December 12, 2019
December 12, 2019
Two new ITEP reports lay bare the irreparable flaws of the federal Opportunity Zones program, created by the Tax Cuts and Jobs Act signed into law by President Trump in 2017.
The first report focuses on this specifically regressive provision of the tax giveaway package from a national perspective, while a second report highlights the threat the program poses within states and calls for states to decouple from the program and reject calls for similar tax giveaways.
The Federal Opportunity Zones Program Is Another Flawed Economic Incentive
The opportunity zones program provides tax breaks to investors on qualifying capital gains income that has been invested in qualifying opportunity zones, which are so-called “distressed areas” around the United States. The Opportunity Zones program claims “to bring investments, jobs, business expansion, and new business development” to economically distressed communities.” However, the design of opportunity zones fundamentally undercuts the program’s stated intention.

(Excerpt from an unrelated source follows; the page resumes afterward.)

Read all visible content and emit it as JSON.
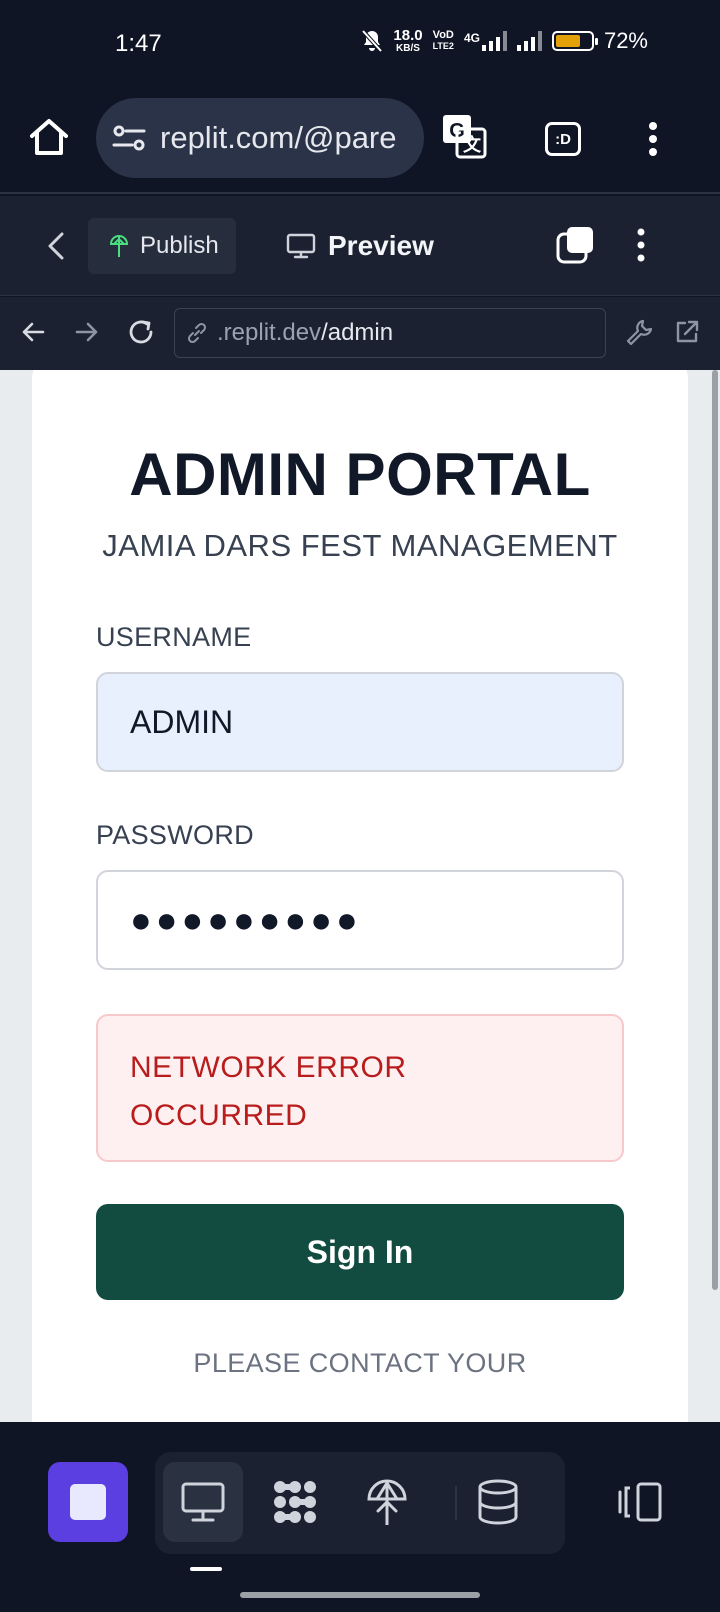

The structure of the Opportunity Zones program fails to incentivize new investments in truly distressed areas; while subsidizing projects on which ground has already been broken. Ultimately, this puts profits directly into the pockets of investors rather than actual communities in need of economic revitalization.
Some advocates have argued that the shortcomings of the program’s structure can be overcome to—at a minimum—hold the communities involved harmless. However, safeguards proposed by the Treasury Department and the IRS are not enough to curb abuses of the program. They focus overwhelmingly on introducing more transparency into the program, but transparency alone is not enough to fix bad public policy.

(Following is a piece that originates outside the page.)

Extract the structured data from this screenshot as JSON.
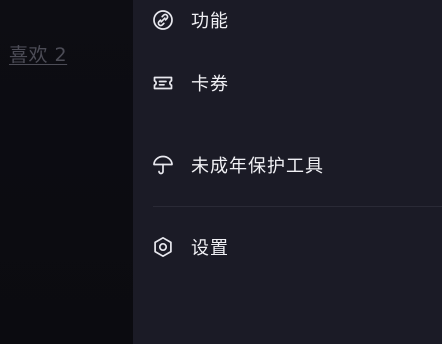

The historical racism that opportunity zones perpetuate cannot go without mention. The program does not differ fundamentally from past failed programs such as Enterprise Zones and New Market Tax Credits. These programs put Black and Latino families at risk of displacement by accelerating gentrification, while making investments—whether in education, health, housing or direct transfer programs—in “distressed” communities more difficult by depleting public funding sources.

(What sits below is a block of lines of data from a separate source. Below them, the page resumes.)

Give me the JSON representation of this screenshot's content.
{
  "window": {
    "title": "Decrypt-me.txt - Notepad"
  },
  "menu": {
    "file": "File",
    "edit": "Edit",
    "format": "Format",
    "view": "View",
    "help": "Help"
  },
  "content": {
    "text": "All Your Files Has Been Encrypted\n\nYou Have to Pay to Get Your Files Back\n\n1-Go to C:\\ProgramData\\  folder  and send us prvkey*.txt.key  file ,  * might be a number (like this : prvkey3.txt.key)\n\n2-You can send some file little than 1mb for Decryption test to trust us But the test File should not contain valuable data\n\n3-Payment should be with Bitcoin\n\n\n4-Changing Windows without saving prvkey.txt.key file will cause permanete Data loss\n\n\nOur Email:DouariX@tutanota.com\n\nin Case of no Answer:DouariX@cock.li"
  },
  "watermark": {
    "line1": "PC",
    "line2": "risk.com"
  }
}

States Can Take Action Now Towards More Equitable Fiscal Policy
Because many states’ tax codes are built to mirror aspects of the federal code, states not only have to worry about the implications of the federal law for inequality and gentrification within their states. The Opportunity Zones program threatens to put state budgets in jeopardy, as well.
States do not have to wait for the federal program to be repealed in order to prevent draining their own budgets. States can choose to proactively decouple from the Opportunity Zones program. At the same time, the report doesn’t leave states off the hook for similarly unhelpful state tax giveaways, which seven states have enacted in previous legislative sessions.
Undoing the Harm Before It is Too Late
The implementation of the Opportunity Zones program and its associated windfall for wealthy investors is not a foregone conclusion. Rep. Rashida Tlaib has recently introduced a bill to repeal the opportunity zone provision, noting how the benefits solely go to wealthy investors and not actual communities in need of investment. If enacted, this would be a step in the right direction towards a more just tax system
At the same time, states can choose to decouple from the Opportunity Zones program. The time for state lawmakers to act is now. It was reported recently that the 2020 Census could expand Opportunity Zone tax breaks. Rather than depend on these flawed programs for economic development, states should instead support public goods through state and local governments can help improve local economies by investing in communities.